Ryan Gosling has done it again. Project Hail Mary, the Phil Lord and Christopher Miller adaptation of Andy Weir's sci-fi novel, opened this weekend to a stunning 95% on Rotten Tomatoes and a respectable 78 on Metacritic.
The film, written by Drew Goddard (who also adapted Weir's The Martian), follows Gosling as Ryland Grace, a schoolteacher-turned-astronaut who wakes up alone on a spaceship with no memory of how he got there - or why he's humanity's last hope.
Critics are calling it the rare intelligent blockbuster that doesn't condescend to its audience. "It's cerebral without being cold, spectacular without being stupid," wrote one reviewer. "Exactly the kind of movie studios claim audiences don't want anymore."

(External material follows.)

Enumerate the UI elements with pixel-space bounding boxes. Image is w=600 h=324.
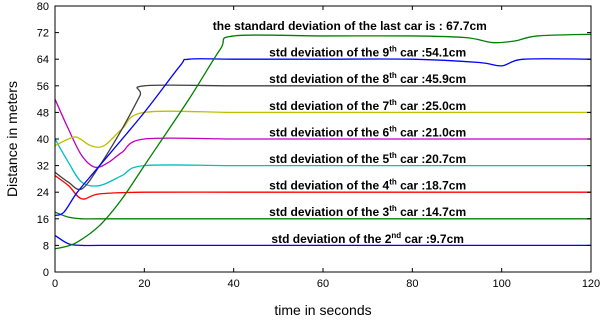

And yet here we are: a $190 million original sci-fi film - not a sequel, not a remake, not based on a comic book - crushing it with both critics and early audiences. The theater I saw it in was packed on a Thursday night. People stayed through the credits. You could hear actual gasps during the third act.

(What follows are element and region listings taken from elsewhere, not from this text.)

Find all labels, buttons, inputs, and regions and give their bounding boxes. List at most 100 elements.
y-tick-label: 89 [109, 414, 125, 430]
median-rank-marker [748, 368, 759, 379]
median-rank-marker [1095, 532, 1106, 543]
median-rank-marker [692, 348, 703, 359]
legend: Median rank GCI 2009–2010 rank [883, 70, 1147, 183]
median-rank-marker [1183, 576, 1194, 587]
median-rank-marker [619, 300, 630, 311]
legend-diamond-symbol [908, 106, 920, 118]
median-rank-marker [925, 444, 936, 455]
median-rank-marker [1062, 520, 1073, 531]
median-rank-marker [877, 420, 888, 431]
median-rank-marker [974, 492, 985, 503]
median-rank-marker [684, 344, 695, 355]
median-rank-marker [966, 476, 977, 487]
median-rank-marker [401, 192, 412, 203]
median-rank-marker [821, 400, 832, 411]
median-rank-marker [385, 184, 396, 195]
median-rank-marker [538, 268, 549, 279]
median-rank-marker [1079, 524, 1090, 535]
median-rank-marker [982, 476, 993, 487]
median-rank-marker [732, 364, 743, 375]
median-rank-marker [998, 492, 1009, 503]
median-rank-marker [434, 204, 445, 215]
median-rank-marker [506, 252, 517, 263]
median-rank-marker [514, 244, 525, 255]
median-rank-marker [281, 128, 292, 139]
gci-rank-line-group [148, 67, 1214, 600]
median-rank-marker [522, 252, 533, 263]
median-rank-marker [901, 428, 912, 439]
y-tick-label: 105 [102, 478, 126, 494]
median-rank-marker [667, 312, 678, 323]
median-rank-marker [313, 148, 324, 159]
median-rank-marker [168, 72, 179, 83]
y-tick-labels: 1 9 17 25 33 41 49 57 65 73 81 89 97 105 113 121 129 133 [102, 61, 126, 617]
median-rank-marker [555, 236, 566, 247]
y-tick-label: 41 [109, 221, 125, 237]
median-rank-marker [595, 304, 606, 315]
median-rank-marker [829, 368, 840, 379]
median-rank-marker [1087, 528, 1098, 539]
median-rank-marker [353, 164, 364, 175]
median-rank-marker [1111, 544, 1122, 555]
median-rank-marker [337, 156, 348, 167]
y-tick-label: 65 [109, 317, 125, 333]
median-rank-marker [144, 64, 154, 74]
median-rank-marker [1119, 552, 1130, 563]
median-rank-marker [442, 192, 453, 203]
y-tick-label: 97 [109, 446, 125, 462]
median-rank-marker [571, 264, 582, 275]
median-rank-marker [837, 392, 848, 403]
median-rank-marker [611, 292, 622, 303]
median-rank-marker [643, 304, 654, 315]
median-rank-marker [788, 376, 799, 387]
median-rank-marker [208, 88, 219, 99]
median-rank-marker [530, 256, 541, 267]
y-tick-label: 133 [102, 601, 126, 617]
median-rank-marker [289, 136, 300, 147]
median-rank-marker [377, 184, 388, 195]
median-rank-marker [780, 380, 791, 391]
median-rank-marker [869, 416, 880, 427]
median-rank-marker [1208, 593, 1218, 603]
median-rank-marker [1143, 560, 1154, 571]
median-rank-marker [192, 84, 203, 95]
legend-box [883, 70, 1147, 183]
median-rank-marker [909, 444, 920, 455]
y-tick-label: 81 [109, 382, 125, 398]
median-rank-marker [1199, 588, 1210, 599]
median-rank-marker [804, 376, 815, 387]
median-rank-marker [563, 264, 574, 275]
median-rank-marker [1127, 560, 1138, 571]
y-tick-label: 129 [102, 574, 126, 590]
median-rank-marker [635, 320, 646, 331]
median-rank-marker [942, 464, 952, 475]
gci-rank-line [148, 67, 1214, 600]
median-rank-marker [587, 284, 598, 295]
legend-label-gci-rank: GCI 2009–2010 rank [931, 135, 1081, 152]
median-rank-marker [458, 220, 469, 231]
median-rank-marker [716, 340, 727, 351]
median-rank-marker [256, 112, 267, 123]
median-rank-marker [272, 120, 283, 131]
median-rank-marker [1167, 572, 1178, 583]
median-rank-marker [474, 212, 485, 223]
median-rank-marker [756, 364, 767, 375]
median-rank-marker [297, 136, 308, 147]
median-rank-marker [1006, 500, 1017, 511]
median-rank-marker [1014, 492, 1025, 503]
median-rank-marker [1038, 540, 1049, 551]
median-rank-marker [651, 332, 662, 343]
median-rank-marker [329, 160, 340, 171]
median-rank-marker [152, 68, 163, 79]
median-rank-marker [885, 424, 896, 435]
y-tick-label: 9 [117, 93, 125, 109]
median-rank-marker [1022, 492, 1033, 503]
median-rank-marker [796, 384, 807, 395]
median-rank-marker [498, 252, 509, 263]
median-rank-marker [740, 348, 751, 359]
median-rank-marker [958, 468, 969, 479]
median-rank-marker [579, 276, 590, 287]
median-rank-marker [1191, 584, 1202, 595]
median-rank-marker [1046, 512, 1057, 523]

What makes Project Hail Mary work is the same thing that made The Martian work: it trusts us. It doesn't dumb down the science. It doesn't feel the need to explain every single thing three times. Lord and Miller understand that audiences can follow complex ideas if you just present them clearly and keep the momentum going.
Gosling, for his part, carries the film with the same effortless charm he brought to Barbie and The Fall Guy. He's become Hollywood's most reliable leading man - the guy who can do comedy, drama, action, and science fiction without ever feeling like he's slumming it or playing down to the material.